Over the next few months we’ll be discussing some of the common terms of a Limited Liability Company (LLC) operating agreement in-depth. The operating agreement can be thought of as providing the laws of the business. The operating agreement provides the rights and obligations of the members including members’ management abilities and economic interests. Without an operating agreement, Washington LLCs are governed by the default provisions provided in Chapter 25.15 of the Revised Code of Washington. In this first post, we’ll discuss the management structures and choices available for an LLC.
In Washington, the LLC statute is incredibly flexible. LLCs are easily adaptable to the changing needs or circumstances of the members. There’s also flexibility when choosing the management structure of the company. The primary constraint on the management structure of an LLC is the imagination of the individuals drafting the LLC operating agreement.
Two Primary Choices
In the beginning, members of an LLC will need to decide between the two primary choices of management structures. There are two basic LLC management structures: (1) LLC members may select representative management (manager managed); or (2) LLC members may directly manage the company (member managed). Under Washington law, the default management structure is member managed. If LLC members elect to be manager managed rather than member managed, the LLC’s certificate of formation must state so explicitly. If the LLC is manager managed, the operating agreement should include details about how the managers are to be selected, the length of a manager’s term, and under what circumstances managers can be removed.
What Can They Do and How Do They Do It
Within the two primary structures, the management structure can be arranged in any number of ways. But it is most common to break down the management provisions of an operating agreement into two categories (what and how): (1) provisions affecting what actions managers can take, and (2) provisions affecting how managers make decisions.

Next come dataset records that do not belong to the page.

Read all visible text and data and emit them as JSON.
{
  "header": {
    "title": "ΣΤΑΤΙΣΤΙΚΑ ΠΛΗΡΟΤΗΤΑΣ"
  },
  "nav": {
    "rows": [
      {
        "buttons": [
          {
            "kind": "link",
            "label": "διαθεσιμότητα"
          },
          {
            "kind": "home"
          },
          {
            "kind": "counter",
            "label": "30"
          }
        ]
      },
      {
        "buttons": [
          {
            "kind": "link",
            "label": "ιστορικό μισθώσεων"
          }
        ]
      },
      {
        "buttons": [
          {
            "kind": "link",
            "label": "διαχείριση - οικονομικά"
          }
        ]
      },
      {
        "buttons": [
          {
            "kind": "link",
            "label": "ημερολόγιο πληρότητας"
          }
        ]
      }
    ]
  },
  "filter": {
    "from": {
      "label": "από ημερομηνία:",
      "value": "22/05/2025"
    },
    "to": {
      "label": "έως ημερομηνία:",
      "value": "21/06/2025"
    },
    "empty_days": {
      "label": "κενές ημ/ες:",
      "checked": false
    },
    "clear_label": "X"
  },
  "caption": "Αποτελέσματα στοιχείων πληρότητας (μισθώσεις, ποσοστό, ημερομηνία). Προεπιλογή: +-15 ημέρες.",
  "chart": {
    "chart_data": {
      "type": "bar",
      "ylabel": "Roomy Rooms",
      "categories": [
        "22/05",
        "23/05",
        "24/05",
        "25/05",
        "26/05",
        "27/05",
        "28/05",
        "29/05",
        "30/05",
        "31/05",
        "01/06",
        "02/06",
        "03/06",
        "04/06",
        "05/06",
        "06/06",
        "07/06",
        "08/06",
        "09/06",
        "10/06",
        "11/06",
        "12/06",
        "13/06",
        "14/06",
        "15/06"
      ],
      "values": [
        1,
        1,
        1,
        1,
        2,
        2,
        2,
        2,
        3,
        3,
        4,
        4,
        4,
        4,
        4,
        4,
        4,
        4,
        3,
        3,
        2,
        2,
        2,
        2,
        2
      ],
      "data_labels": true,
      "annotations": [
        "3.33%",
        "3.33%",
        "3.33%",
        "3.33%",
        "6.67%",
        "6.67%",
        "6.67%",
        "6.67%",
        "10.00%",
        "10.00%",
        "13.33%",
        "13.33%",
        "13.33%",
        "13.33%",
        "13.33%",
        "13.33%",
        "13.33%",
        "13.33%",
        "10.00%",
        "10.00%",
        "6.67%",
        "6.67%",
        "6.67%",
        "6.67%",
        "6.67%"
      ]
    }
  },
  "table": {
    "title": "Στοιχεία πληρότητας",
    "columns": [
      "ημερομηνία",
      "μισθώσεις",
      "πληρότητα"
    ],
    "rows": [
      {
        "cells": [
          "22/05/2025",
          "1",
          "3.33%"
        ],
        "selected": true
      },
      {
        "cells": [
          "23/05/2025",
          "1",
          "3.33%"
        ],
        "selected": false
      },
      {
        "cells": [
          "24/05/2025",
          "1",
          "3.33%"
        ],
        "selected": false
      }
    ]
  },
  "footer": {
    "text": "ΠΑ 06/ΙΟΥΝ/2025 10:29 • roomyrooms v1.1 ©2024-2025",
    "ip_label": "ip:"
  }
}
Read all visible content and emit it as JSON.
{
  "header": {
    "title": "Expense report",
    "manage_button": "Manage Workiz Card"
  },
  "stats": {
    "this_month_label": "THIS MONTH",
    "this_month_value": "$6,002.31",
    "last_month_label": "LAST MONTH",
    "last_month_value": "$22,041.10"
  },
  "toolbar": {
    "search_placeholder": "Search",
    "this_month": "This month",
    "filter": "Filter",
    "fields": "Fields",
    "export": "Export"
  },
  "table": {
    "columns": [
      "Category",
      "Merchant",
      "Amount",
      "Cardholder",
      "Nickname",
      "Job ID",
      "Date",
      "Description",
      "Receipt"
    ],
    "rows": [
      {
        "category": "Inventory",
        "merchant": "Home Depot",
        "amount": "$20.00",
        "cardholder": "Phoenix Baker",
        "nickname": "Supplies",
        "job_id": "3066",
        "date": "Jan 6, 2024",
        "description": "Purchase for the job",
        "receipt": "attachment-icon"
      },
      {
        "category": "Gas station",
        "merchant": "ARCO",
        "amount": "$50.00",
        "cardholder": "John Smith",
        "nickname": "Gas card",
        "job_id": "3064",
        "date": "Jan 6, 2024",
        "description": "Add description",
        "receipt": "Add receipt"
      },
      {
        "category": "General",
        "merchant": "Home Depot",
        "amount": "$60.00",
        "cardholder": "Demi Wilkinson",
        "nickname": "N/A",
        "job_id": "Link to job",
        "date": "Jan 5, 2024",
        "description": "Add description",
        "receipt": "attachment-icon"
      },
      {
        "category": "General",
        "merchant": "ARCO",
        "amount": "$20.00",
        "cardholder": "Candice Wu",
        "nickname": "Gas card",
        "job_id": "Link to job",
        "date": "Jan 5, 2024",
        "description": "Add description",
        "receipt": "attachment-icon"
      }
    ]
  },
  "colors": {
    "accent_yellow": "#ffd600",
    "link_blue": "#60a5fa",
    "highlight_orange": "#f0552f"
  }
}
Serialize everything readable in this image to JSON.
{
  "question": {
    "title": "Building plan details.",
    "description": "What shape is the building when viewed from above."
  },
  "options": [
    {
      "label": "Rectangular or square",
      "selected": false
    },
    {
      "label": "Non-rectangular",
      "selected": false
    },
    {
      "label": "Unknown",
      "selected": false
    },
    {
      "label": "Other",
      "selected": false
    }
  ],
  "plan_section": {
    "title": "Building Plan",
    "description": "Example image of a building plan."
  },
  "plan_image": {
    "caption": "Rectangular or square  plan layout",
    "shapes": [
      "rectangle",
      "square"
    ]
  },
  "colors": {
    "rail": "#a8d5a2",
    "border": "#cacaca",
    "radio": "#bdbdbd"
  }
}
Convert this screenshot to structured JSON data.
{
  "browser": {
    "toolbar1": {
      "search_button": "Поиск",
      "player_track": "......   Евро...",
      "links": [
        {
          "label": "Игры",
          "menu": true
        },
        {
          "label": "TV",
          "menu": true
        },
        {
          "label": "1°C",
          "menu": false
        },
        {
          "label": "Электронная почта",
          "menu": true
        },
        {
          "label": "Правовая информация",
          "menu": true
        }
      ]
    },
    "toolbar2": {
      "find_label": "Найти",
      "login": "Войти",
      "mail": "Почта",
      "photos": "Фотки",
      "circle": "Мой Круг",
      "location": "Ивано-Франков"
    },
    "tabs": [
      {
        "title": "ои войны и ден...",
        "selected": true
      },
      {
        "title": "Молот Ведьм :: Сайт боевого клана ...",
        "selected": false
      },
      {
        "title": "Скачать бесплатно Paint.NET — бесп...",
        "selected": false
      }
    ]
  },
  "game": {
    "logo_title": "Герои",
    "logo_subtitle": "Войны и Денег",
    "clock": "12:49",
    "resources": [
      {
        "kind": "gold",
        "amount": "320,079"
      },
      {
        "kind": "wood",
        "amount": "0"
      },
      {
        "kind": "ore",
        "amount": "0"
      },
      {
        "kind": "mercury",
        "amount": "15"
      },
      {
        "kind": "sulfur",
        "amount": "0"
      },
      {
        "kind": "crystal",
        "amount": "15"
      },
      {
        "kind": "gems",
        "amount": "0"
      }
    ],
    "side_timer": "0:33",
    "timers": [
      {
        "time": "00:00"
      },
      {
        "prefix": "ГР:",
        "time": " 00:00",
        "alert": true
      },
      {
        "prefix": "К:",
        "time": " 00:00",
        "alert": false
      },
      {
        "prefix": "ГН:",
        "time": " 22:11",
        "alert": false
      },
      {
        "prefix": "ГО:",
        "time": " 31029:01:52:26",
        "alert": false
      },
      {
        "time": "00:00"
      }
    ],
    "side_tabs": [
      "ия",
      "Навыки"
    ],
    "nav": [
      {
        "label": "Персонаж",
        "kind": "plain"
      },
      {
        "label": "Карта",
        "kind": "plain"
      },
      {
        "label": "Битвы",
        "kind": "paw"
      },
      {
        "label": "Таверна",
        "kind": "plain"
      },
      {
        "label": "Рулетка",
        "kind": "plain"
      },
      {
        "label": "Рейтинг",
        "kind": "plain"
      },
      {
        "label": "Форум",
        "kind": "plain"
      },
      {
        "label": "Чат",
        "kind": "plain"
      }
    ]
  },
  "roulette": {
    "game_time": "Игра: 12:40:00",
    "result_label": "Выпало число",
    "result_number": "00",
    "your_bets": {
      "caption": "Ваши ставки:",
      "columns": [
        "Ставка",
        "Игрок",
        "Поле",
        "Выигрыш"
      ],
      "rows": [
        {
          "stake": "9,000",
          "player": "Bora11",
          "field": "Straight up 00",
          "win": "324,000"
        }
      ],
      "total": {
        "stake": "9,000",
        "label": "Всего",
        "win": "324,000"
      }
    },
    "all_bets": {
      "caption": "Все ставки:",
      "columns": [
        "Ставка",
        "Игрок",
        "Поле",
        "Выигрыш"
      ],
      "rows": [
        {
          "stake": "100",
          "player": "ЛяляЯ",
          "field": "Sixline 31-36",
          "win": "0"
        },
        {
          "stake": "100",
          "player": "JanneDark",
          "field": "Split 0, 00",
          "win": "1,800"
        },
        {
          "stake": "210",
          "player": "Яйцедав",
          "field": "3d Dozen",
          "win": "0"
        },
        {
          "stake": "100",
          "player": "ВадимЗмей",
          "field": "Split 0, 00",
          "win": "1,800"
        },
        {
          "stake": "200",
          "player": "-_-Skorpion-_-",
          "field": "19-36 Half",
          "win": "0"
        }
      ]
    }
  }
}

Members should use provisions falling into the first category to define the scope of a manager’s authority to conduct the company’s business. Here, members may elect to restrict management from signing significant contracts on behalf of the LLC, or selling substantial company assets.
Having established what actions a manager can or cannot take, the operating agreement should further provide how managerial decisions are to be made. For example, the operating agreement may provide that managers can unilaterally take actions that are within the “ordinary course of business” (as defined in the operating agreement), but cannot take “other significant actions” (as be defined in the operating agreement) without a consensus among all managers or members.